Indexing with Sphinx Search
May 19th, 2008+1 to Andrew Aksyonoff for giving us Sphinx search engine. I used Apache Lucene for several projects during the last four years and with this experience, I started integrating Lucene with our Loud Feed application using ferret and act_as_ferret. All these years I had two issues bugging me with Lucene, although I had worked around to fix them; first, the time it takes to build the index and the second, corrupted lucene index due to concurrent access issues. So after getting act_as_ferret integrated, I started indexing the records. While I was indexing 65000 records on my dev environment, I ran out of patience having to wait more than an hour to get the search index created. I started looking around for better solutions. I stumbled upon Sphinx. The Sphinx search engine does not support real time updates out of the box like Lucene. The Sphinx documentation has a solution for the real time updates. For the Loud Feed application, we decided to rotate the search index every two hours which is more acceptable than having a real time Lucene index that would sometimes require rebuilding due to corrupted data.
Ok enough talk; I will show you how we integrated the Sphinx to the Loud Feed.
1. Get the Sphinx source
curl http://www.sphinxsearch.com/downloads/sphinx-0.9.8-rc2.tar.gz -o sphinx-0.9.8-rc2.tar.gz
OR
wget http://www.sphinxsearch.com/downloads/sphinx-0.9.8-rc2.tar.gz
2. Configure and install
./configure
sudo make
sudo make install
3. Check and see whether you have installed it correctly by typing.
$indexer
You should get the usage notes. If not, refer to Sphinx documentation.

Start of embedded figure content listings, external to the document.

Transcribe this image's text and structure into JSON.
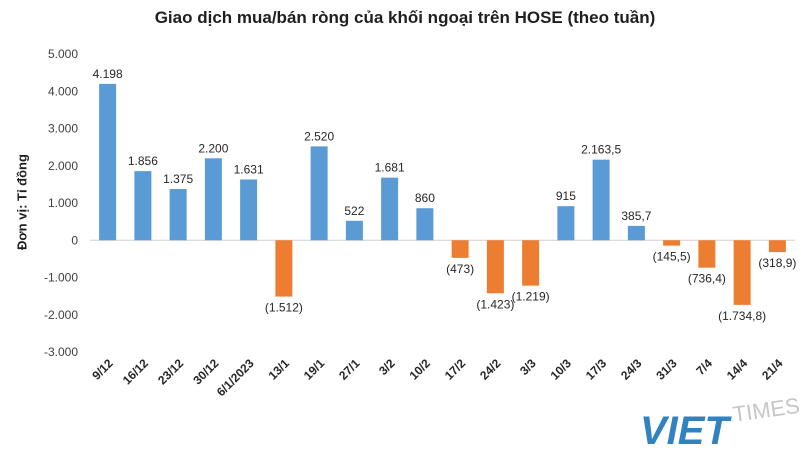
{
  "chart_data": {
    "type": "bar",
    "title": "Giao dịch mua/bán ròng của khối ngoại trên HOSE (theo tuần)",
    "ylabel": "Đơn vị: Tỉ đồng",
    "xlabel": "",
    "ylim": [
      -3000,
      5000
    ],
    "yticks": [
      5000,
      4000,
      3000,
      2000,
      1000,
      0,
      -1000,
      -2000,
      -3000
    ],
    "ytick_labels": [
      "5.000",
      "4.000",
      "3.000",
      "2.000",
      "1.000",
      "0",
      "-1.000",
      "-2.000",
      "-3.000"
    ],
    "grid": false,
    "categories": [
      "9/12",
      "16/12",
      "23/12",
      "30/12",
      "6/1/2023",
      "13/1",
      "19/1",
      "27/1",
      "3/2",
      "10/2",
      "17/2",
      "24/2",
      "3/3",
      "10/3",
      "17/3",
      "24/3",
      "31/3",
      "7/4",
      "14/4",
      "21/4"
    ],
    "values": [
      4198,
      1856,
      1375,
      2200,
      1631,
      -1512,
      2520,
      522,
      1681,
      860,
      -473,
      -1423,
      -1219,
      915,
      2163.5,
      385.7,
      -145.5,
      -736.4,
      -1734.8,
      -318.9
    ],
    "data_labels": [
      "4.198",
      "1.856",
      "1.375",
      "2.200",
      "1.631",
      "(1.512)",
      "2.520",
      "522",
      "1.681",
      "860",
      "(473)",
      "(1.423)",
      "(1.219)",
      "915",
      "2.163,5",
      "385,7",
      "(145,5)",
      "(736,4)",
      "(1.734,8)",
      "(318,9)"
    ],
    "colors": {
      "positive": "#5b9bd5",
      "negative": "#ed7d31"
    }
  },
  "watermark": {
    "text_left": "VIET",
    "text_right": "TIMES",
    "colors": {
      "blue": "#1b75bb",
      "red": "#e2231a"
    }
  }
}
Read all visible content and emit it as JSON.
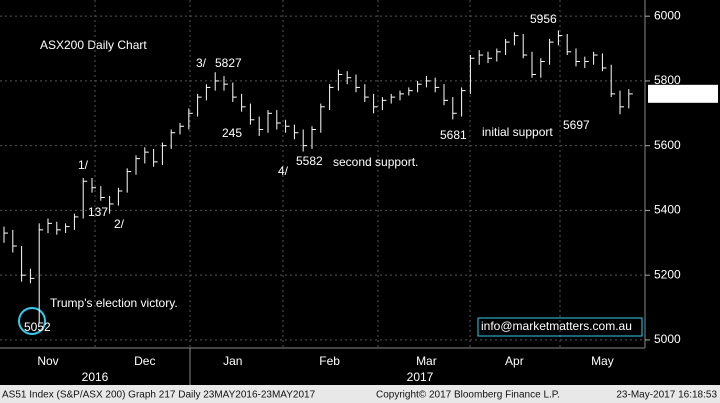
{
  "chart_data": {
    "type": "ohlc",
    "title": "ASX200 Daily Chart",
    "title_color": "#33dd33",
    "color": "#ffffff",
    "categories": [
      null,
      null,
      null,
      null,
      null,
      "Nov",
      null,
      null,
      null,
      null,
      null,
      null,
      null,
      null,
      null,
      null,
      "Dec",
      null,
      null,
      null,
      null,
      null,
      null,
      null,
      null,
      null,
      "Jan",
      null,
      null,
      null,
      null,
      null,
      null,
      null,
      null,
      null,
      null,
      "Feb",
      null,
      null,
      null,
      null,
      null,
      null,
      null,
      null,
      null,
      null,
      "Mar",
      null,
      null,
      null,
      null,
      null,
      null,
      null,
      null,
      null,
      "Apr",
      null,
      null,
      null,
      null,
      null,
      null,
      null,
      null,
      null,
      "May",
      null,
      null,
      null
    ],
    "high": [
      5350,
      5340,
      5290,
      5220,
      5360,
      5375,
      5365,
      5360,
      5390,
      5500,
      5500,
      5475,
      5445,
      5470,
      5530,
      5570,
      5595,
      5590,
      5610,
      5650,
      5670,
      5715,
      5760,
      5790,
      5827,
      5815,
      5795,
      5760,
      5730,
      5690,
      5710,
      5710,
      5680,
      5665,
      5650,
      5660,
      5730,
      5790,
      5835,
      5830,
      5820,
      5790,
      5760,
      5750,
      5760,
      5770,
      5780,
      5800,
      5815,
      5810,
      5790,
      5750,
      5780,
      5880,
      5895,
      5890,
      5900,
      5930,
      5950,
      5945,
      5890,
      5870,
      5930,
      5956,
      5945,
      5900,
      5875,
      5890,
      5885,
      5850,
      5770,
      5775
    ],
    "low": [
      5300,
      5270,
      5180,
      5175,
      5052,
      5330,
      5325,
      5330,
      5340,
      5375,
      5455,
      5430,
      5390,
      5415,
      5455,
      5510,
      5545,
      5535,
      5540,
      5590,
      5635,
      5650,
      5690,
      5740,
      5770,
      5770,
      5735,
      5705,
      5665,
      5630,
      5640,
      5650,
      5640,
      5620,
      5582,
      5590,
      5640,
      5710,
      5770,
      5790,
      5765,
      5735,
      5700,
      5710,
      5730,
      5740,
      5755,
      5765,
      5780,
      5765,
      5725,
      5681,
      5690,
      5760,
      5850,
      5855,
      5860,
      5880,
      5910,
      5870,
      5810,
      5810,
      5850,
      5910,
      5880,
      5845,
      5840,
      5850,
      5830,
      5750,
      5697,
      5715
    ],
    "close": [
      5330,
      5290,
      5200,
      5190,
      5340,
      5360,
      5340,
      5350,
      5380,
      5490,
      5470,
      5440,
      5420,
      5460,
      5520,
      5560,
      5580,
      5550,
      5600,
      5640,
      5660,
      5700,
      5750,
      5780,
      5800,
      5790,
      5750,
      5720,
      5680,
      5650,
      5700,
      5670,
      5660,
      5640,
      5600,
      5650,
      5720,
      5780,
      5820,
      5810,
      5780,
      5750,
      5720,
      5740,
      5750,
      5760,
      5770,
      5790,
      5800,
      5780,
      5740,
      5700,
      5770,
      5870,
      5880,
      5870,
      5890,
      5920,
      5940,
      5880,
      5820,
      5860,
      5920,
      5940,
      5890,
      5860,
      5860,
      5880,
      5840,
      5760,
      5720,
      5760
    ],
    "ylim": [
      4975,
      6050
    ],
    "yticks": [
      5000,
      5200,
      5400,
      5600,
      5800,
      6000
    ],
    "grid": true,
    "last_price": 5760.2002,
    "year_labels": [
      "2016",
      "2017"
    ],
    "annotations": [
      {
        "text": "3/",
        "color": "#33dd33"
      },
      {
        "text": "5827",
        "color": "#ffffff"
      },
      {
        "text": "245",
        "color": "#ffdd33"
      },
      {
        "text": "1/",
        "color": "#33dd33"
      },
      {
        "text": "137",
        "color": "#ffdd33"
      },
      {
        "text": "2/",
        "color": "#33dd33"
      },
      {
        "text": "4/",
        "color": "#33dd33"
      },
      {
        "text": "5582",
        "color": "#ffffff"
      },
      {
        "text": "second support.",
        "color": "#33ccee"
      },
      {
        "text": "5681",
        "color": "#ffffff"
      },
      {
        "text": "initial support",
        "color": "#33ccee"
      },
      {
        "text": "5956",
        "color": "#ffffff"
      },
      {
        "text": "5697",
        "color": "#ffffff"
      },
      {
        "text": "Trump's election victory.",
        "color": "#33ccee"
      },
      {
        "text": "5052",
        "color": "#ffffff"
      },
      {
        "text": "info@marketmatters.com.au",
        "color": "#ffffff"
      }
    ],
    "footer": {
      "left": "AS51 Index (S&P/ASX 200) Graph 217 Daily 23MAY2016-23MAY2017",
      "middle": "Copyright© 2017 Bloomberg Finance L.P.",
      "right": "23-May-2017 16:18:53"
    }
  }
}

4. Integrate Sphinx with Rails application
I was looking for a ruby/rails plugin rather than trying to reinvent the wheel. I found two plugins; acts_as_sphinx and Sphinx Client API for Ruby (SCAFR). They are both very similar except acts_as_sphinx has act methods to load models from the database using returned ids from the search index. But acts_as_sphinx hides all the advanced features of the Sphinx engine like for example using different Match Modes and search filtering. So I chose SCAFR, because It has the flexibility to configure the Sphinx query to meet Loud Feed requirements.
5. Integrating Sphinx Client API for Ruby (Sphinx Client API 0.4.0-r1112)
curl http://kpumuk.info/files/rails/plugins/sphinx-0.4.0-r1112.zip -o sphinx-0.4.0-r1112.zip
wget http://kpumuk.info/files/rails/plugins/sphinx-0.4.0-r1112.zip
Unzip the file and move the folder to your rails plugins.
5.1 Refactoring client.rb - to return ids in an array for easy loading.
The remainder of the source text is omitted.